On Monday, we packed into the car and headed to Towson for a family therapy session. This was the first time all four of us were in the same room with a therapist. Here’s what everyone thought of it:
Dad’s Perspective:
I enjoyed the family therapy session and was very relieved to see that Jenna’s therapist is a no-nonsense woman who is not afraid to be very direct. The main take-away for me was coming to peace with the fact that Jenna’s illnesses are hers to deal with. That’s not to say that the rest of us can’t be helpful and supportive, but it’s Jenna who needs to manage her own affairs. As much as we would like to remind her that she should put away her laundry/clean her room/study/get out of bed/wash some dishes, we can’t continue to do that. She’s an adult. She knows these things and must learn to summon the strength and resolve to just do them. Our interactions with Jenna should be positive — they should be on an adult level — and they should be enjoyable. We are here to help when she asks for help, but the rest is up to her.
Mom’s Perspective:
I looked forward to our session as a family, and I was not disappointed. Having met Jenna’s therapist the week before (for a full briefing), I knew she would not let this meeting turn into something useless or way too emotional. I had hope we would have a positive experience together that would shed some light on how to help Jenna and help ourselves deal with Jenna. We were entertained by the therapist’s perception that children should start doing their own laundry when they can reach the knobs of the washing machine and dryer. I say ‘entertained’ because it made us all laugh. However, I think both kids got the message. I was encouraged by the message that it’s time for Jenna’s dad and me to enjoy ourselves a little bit after spending so much time and effort teaching life lessons. Most of all, I learned something for myself–I want to use better language to reflect what I WANT out of life. I have what I NEED. It sounds like a little thing, but I think it’s going to be one of those ‘ah-ha’ moments when I look back on learning this lesson. 
Ben’s Perspective:
Family therapy, for me, did not do much. Having said that, I don’t think it was a waste of time. Jenna’s therapist was very funny and personable, but she gave you the facts as they were, without any emotional cushion. The session was mainly between my parents and Jenna.

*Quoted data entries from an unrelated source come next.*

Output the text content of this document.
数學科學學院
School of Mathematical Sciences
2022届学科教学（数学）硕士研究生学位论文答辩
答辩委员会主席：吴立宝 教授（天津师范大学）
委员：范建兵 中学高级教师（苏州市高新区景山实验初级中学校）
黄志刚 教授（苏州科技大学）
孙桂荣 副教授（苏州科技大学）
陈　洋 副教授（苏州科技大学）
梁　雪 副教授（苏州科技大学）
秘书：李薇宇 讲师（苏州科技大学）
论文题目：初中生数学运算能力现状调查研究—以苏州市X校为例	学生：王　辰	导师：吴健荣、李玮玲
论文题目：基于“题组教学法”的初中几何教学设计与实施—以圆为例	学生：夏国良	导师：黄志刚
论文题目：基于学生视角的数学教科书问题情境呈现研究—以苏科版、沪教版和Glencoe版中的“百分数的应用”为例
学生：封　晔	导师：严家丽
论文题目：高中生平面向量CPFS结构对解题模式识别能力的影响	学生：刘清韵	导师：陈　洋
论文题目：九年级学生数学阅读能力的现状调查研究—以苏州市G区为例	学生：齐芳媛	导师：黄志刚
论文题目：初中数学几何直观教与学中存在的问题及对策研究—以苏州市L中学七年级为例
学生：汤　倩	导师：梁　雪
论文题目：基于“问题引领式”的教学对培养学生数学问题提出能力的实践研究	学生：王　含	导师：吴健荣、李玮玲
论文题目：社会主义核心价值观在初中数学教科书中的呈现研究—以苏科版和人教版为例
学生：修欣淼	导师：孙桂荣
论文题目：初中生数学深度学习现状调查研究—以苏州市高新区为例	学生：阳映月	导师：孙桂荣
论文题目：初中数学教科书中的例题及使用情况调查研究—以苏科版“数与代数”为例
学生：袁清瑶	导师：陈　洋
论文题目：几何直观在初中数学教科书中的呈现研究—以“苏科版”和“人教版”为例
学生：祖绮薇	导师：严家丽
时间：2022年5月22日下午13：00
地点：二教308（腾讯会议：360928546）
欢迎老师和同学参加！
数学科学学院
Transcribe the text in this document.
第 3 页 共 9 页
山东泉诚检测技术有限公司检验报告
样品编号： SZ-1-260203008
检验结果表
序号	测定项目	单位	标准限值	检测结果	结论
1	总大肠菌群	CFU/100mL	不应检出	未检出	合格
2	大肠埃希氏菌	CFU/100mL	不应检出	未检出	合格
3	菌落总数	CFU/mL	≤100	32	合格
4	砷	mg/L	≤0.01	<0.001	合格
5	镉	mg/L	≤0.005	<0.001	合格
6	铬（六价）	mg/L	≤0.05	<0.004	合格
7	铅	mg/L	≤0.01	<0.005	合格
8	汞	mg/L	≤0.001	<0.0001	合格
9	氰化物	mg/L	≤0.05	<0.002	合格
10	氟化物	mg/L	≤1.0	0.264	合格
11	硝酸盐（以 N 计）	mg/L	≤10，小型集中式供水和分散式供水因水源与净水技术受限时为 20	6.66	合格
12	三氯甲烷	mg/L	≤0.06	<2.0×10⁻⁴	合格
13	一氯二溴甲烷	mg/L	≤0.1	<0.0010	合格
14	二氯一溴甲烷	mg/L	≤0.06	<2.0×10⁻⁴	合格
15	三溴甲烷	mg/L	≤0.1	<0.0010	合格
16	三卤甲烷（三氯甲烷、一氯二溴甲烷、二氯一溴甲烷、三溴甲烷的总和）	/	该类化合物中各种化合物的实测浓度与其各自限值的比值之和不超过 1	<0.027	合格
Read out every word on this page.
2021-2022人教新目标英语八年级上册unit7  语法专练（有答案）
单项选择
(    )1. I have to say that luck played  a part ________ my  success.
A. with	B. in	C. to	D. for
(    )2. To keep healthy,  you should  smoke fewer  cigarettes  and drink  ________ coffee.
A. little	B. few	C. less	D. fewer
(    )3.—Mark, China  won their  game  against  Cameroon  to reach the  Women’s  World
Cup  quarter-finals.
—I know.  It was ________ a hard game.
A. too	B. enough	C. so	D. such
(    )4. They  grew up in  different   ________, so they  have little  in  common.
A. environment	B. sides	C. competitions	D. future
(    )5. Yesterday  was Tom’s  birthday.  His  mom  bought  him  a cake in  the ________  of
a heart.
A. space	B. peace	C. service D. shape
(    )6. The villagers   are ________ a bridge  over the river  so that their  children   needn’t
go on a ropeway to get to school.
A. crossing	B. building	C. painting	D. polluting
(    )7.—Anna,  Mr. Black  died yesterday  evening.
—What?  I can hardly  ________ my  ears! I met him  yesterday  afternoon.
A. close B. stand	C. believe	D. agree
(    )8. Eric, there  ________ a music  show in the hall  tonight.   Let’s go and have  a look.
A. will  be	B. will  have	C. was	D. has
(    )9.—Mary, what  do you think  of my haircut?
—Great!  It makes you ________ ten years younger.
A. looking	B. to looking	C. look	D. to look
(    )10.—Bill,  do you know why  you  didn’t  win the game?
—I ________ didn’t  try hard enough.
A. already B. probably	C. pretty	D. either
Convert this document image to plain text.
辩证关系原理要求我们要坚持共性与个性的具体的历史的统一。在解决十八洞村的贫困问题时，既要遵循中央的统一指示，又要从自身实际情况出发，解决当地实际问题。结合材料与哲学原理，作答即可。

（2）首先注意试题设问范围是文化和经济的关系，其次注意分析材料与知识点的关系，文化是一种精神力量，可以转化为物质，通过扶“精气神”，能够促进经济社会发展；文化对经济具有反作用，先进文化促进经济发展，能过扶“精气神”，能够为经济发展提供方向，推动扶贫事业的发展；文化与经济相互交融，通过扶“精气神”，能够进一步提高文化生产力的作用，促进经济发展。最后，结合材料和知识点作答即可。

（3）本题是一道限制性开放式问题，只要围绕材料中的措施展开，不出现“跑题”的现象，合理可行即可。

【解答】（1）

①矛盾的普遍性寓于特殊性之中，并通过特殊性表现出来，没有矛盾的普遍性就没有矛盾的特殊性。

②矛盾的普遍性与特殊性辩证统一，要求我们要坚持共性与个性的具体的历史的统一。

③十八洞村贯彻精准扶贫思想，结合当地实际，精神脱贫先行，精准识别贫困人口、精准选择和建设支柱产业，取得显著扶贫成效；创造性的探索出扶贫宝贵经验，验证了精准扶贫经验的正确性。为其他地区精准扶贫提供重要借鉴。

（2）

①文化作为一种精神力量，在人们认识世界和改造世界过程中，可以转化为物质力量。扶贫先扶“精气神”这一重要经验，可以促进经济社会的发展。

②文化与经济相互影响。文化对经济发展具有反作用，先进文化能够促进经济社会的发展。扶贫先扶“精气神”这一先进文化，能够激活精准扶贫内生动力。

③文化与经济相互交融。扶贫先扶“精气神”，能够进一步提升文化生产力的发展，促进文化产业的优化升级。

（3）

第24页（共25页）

I just sat awkwardly between Jenna and my mom, only speaking when prompted. I think it was a good experience for the three of them but a little unnecessary for me.
My Perspective:
Before that session, my family and my therapist existed in two separate worlds. My therapist knows only what I’ve told her. She sees “Towson Jenna,” the college student trying to make her way as a writer while managing bipolar. To her, I must seem charming albeit troubled. I purposely arrange it that way. She does not know that after I make pasta I leave the pot in the sink, that I stay in bed all day too often, and that I can be generally unhelpful at home. Within the first five minutes, my dad made sure to shatter that illusion. My therapist now knows that I can be messy and selfish at home. Although this almost had me in tears, it felt good to know she was finally seeing the whole picture. It reminded me of my time going to church and being told how kind, sweet, and angelic I was. Then I would go home, scream at my parents, fight with my brother, and refuse to do my chores. I always felt like I was tricking my friends at church. It bred more shame and angst. Now that my therapist knows the whole story, I feel more accountable. Hearing how important it was to my parents that I help out at home finally resonated with me. Making messes and being unhelpful is disrespectful. I need to change my behavior to create a healthier home environment for all of us. This is not a bipolar issue, this is general human decency issue. I am not five years old anymore. I know how to do my chores, and I should be doing them without being told. I found this therapy experience to be valuable. I hope we can do it again sometime.
So that sums up our family therapy experience! Have you ever had family therapy? How did it go?